17/05/12

Imaculada Conceição e Santo Anselmo


Santo Anselmo da Cantuária, Santo Anselmo de Aosta, Santo Anselmo de Bec. Esse teólogo e filósofo escolástico fez notáveis contribuições que eternizaram seu nome. Uma delas é sua Teoria da Satisfação, trazida no livro Cur Deus Homo (Por que Deus se fez homem?), enquanto a outra é o Argumento Ontológico para a existência de Deus, no Proslogion. Ambas mostram uma tentativa de expressar a fé através de explicações racionais; tanto a Teoria quanto o Argumento são construídos a partir da razão (iluminada pela fé). É dele o famoso dizer: Credo ut intelligam (Creio para que possa entender, ou Creio para que possa inteligir). Daqui 21 anos se completará um milênio do seu nascimento.
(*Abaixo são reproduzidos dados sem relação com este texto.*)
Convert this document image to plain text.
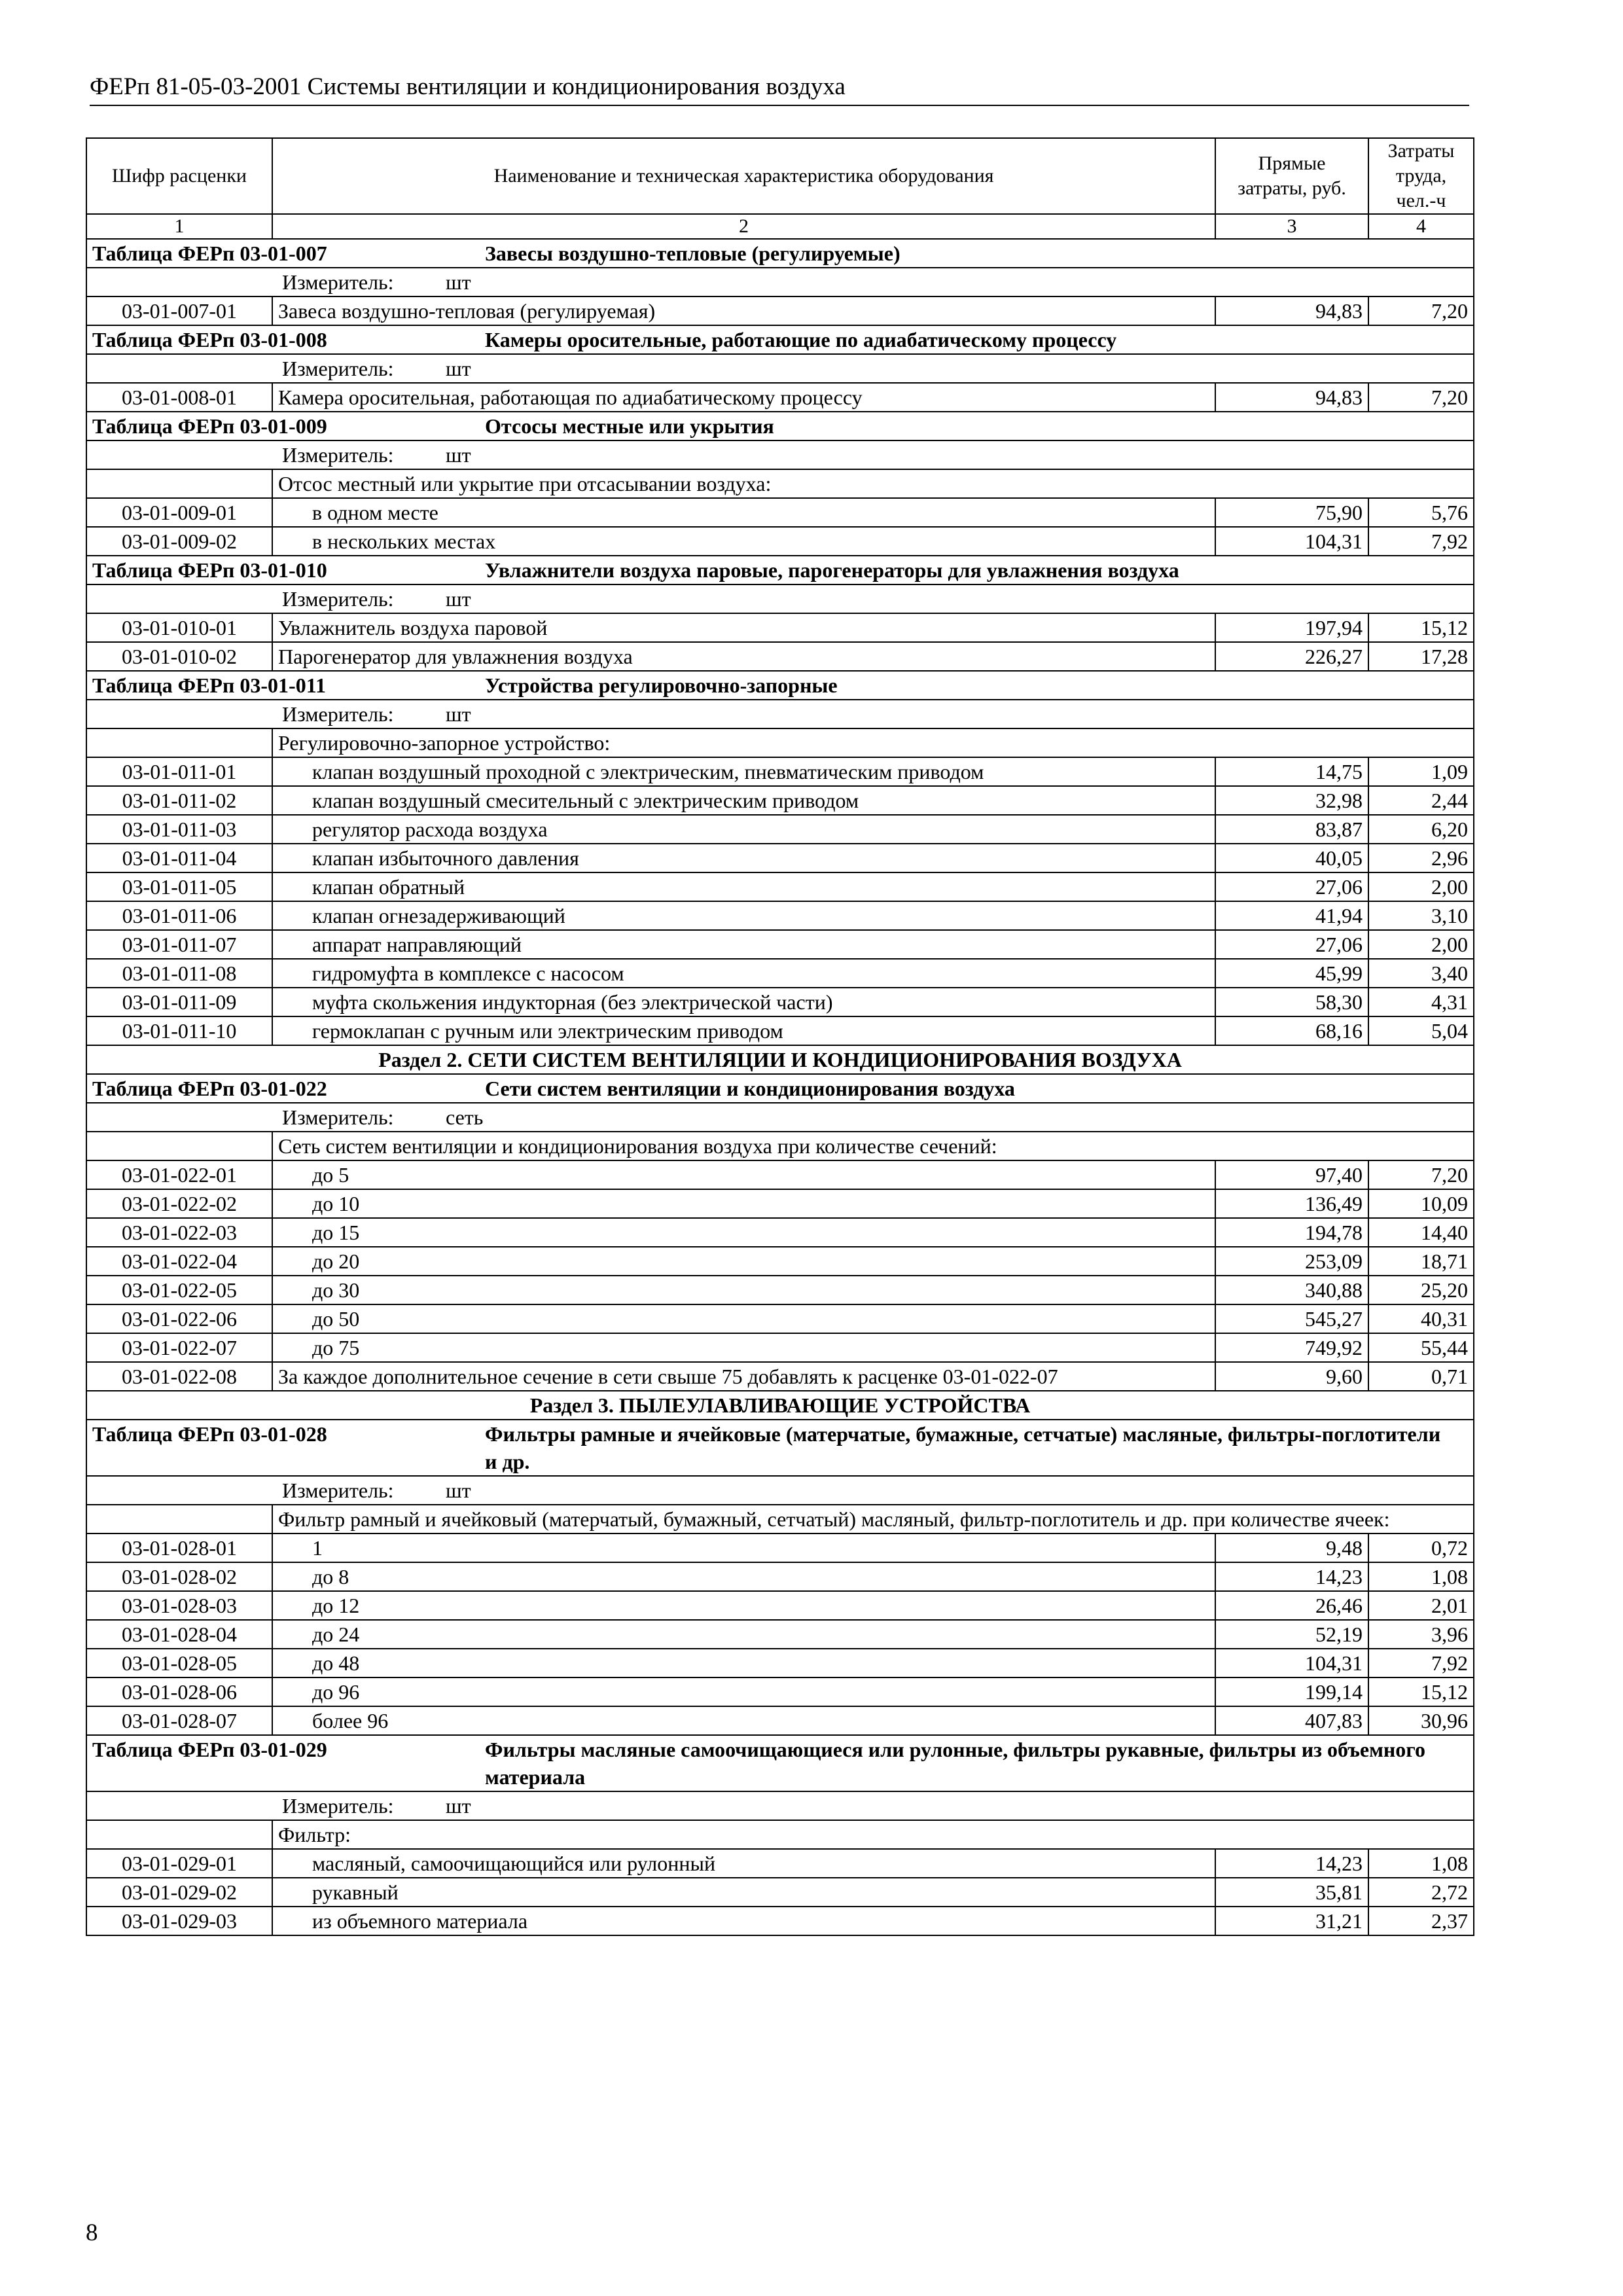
ФЕРп 81-05-03-2001 Системы вентиляции и кондиционирования воздуха
Шифр расценки	Наименование и техническая характеристика оборудования	Прямые затраты, руб.	Затраты труда, чел.-ч
1	2	3	4
Таблица ФЕРп 03-01-007 Завесы воздушно-тепловые (регулируемые)			
Измеритель: шт			
03-01-007-01	Завеса воздушно-тепловая (регулируемая)	94,83	7,20
Таблица ФЕРп 03-01-008 Камеры оросительные, работающие по адиабатическому процессу			
Измеритель: шт			
03-01-008-01	Камера оросительная, работающая по адиабатическому процессу	94,83	7,20
Таблица ФЕРп 03-01-009 Отсосы местные или укрытия			
Измеритель: шт			
	Отсос местный или укрытие при отсасывании воздуха:		
03-01-009-01	в одном месте	75,90	5,76
03-01-009-02	в нескольких местах	104,31	7,92
Таблица ФЕРп 03-01-010 Увлажнители воздуха паровые, парогенераторы для увлажнения воздуха			
Измеритель: шт			
03-01-010-01	Увлажнитель воздуха паровой	197,94	15,12
03-01-010-02	Парогенератор для увлажнения воздуха	226,27	17,28
Таблица ФЕРп 03-01-011 Устройства регулировочно-запорные			
Измеритель: шт			
	Регулировочно-запорное устройство:		
03-01-011-01	клапан воздушный проходной с электрическим, пневматическим приводом	14,75	1,09
03-01-011-02	клапан воздушный смесительный с электрическим приводом	32,98	2,44
03-01-011-03	регулятор расхода воздуха	83,87	6,20
03-01-011-04	клапан избыточного давления	40,05	2,96
03-01-011-05	клапан обратный	27,06	2,00
03-01-011-06	клапан огнезадерживающий	41,94	3,10
03-01-011-07	аппарат направляющий	27,06	2,00
03-01-011-08	гидромуфта в комплексе с насосом	45,99	3,40
03-01-011-09	муфта скольжения индукторная (без электрической части)	58,30	4,31
03-01-011-10	гермоклапан с ручным или электрическим приводом	68,16	5,04
Раздел 2. СЕТИ СИСТЕМ ВЕНТИЛЯЦИИ И КОНДИЦИОНИРОВАНИЯ ВОЗДУХА			
Таблица ФЕРп 03-01-022 Сети систем вентиляции и кондиционирования воздуха			
Измеритель: сеть			
	Сеть систем вентиляции и кондиционирования воздуха при количестве сечений:		
03-01-022-01	до 5	97,40	7,20
03-01-022-02	до 10	136,49	10,09
03-01-022-03	до 15	194,78	14,40
03-01-022-04	до 20	253,09	18,71
03-01-022-05	до 30	340,88	25,20
03-01-022-06	до 50	545,27	40,31
03-01-022-07	до 75	749,92	55,44
03-01-022-08	За каждое дополнительное сечение в сети свыше 75 добавлять к расценке 03-01-022-07	9,60	0,71
Раздел 3. ПЫЛЕУЛАВЛИВАЮЩИЕ УСТРОЙСТВА			
Таблица ФЕРп 03-01-028 Фильтры рамные и ячейковые (матерчатые, бумажные, сетчатые) масляные, фильтры-поглотители и др.			
Измеритель: шт			
	Фильтр рамный и ячейковый (матерчатый, бумажный, сетчатый) масляный, фильтр-поглотитель и др. при количестве ячеек:		
03-01-028-01	1	9,48	0,72
03-01-028-02	до 8	14,23	1,08
03-01-028-03	до 12	26,46	2,01
03-01-028-04	до 24	52,19	3,96
03-01-028-05	до 48	104,31	7,92
03-01-028-06	до 96	199,14	15,12
03-01-028-07	более 96	407,83	30,96
Таблица ФЕРп 03-01-029 Фильтры масляные самоочищающиеся или рулонные, фильтры рукавные, фильтры из объемного материала			
Измеритель: шт			
	Фильтр:		
03-01-029-01	масляный, самоочищающийся или рулонный	14,23	1,08
03-01-029-02	рукавный	35,81	2,72
03-01-029-03	из объемного материала	31,21	2,37
8
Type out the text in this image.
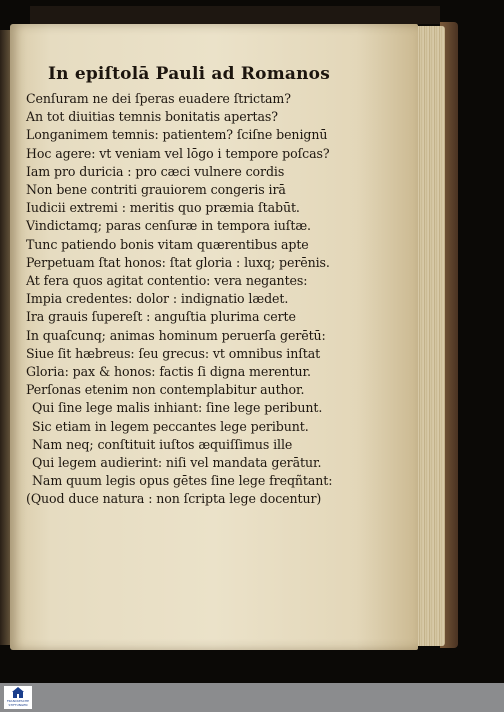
In epiſtolā Pauli ad Romanos
Cenſuram ne dei ſperas euadere ſtrictam?
An tot diuitias temnis bonitatis apertas?
Longanimem temnis: patientem? ſciſne benignū
Hoc agere: vt veniam vel lōgo i tempore poſcas?
Iam pro duricia : pro cæci vulnere cordis
Non bene contriti grauiorem congeris irā
Iudicii extremi : meritis quo præmia ſtabūt.
Vindictamq; paras cenſuræ in tempora iuſtæ.
Tunc patiendo bonis vitam quærentibus apte
Perpetuam ſtat honos: ſtat gloria : luxq; perēnis.
At fera quos agitat contentio: vera negantes:
Impia credentes: dolor : indignatio lædet.
Ira grauis ſupereſt : anguſtia plurima certe
In quaſcunq; animas hominum peruerſa gerētū:
Siue ſit hæbreus: ſeu grecus: vt omnibus inſtat
Gloria: pax & honos: factis ſi digna merentur.
Perſonas etenim non contemplabitur author.
Qui ſine lege malis inhiant: ſine lege peribunt.
Sic etiam in legem peccantes lege peribunt.
Nam neq; conſtituit iuſtos æquiſſimus ille
Qui legem audierint: niſi vel mandata gerātur.
Nam quum legis opus gētes ſine lege freqñtant:
(Quod duce natura : non ſcripta lege docentur)
FRANCKESCHE STIFTUNGEN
Anselmo é reconhecido como Santo e Doutor da Igreja pela Igreja Romana. Foi também Arcebispo da Cantuária e monge beneditino. Um católico romano leria Anselmo esperando encontrar nos seus textos genuína fé católica.

Mas não é bem assim!

Quando discute sua Teoria da Satisfação, Anselmo nos diz textualmente que:

“ Pois assim como a natureza humana, estando incluída na pessoa de nosso primeiros pais, foi neles totalmente vencida pelo pecado (com a única exceção do homem a quem Deus, sendo capaz de criar de uma virgem, foi igualmente capaz de salvar do pecado de Adão), assim também, se toda ela não tivesse pecado, a natureza humana teria sido totalmente conquistada.” (Cur Deus Homo, livro I, cap. XVIII)

Anselmo nos diz claramente que a única exceção ao pecado de Adão foi Cristo. Isso é claramente uma negação da Imaculada Conceição de Maria. Mas, para o seu tempo, Anselmo era considerado um bom católico. Como isso pode ser?

Hoje, todo e qualquer bispo católico sabe sobre a Imaculada Conceição de Maria. Hoje, leia-se: a partir de 1854, quando foi definido o dogma da Imaculada Conceição, na bula papal Ineffabilis Deus.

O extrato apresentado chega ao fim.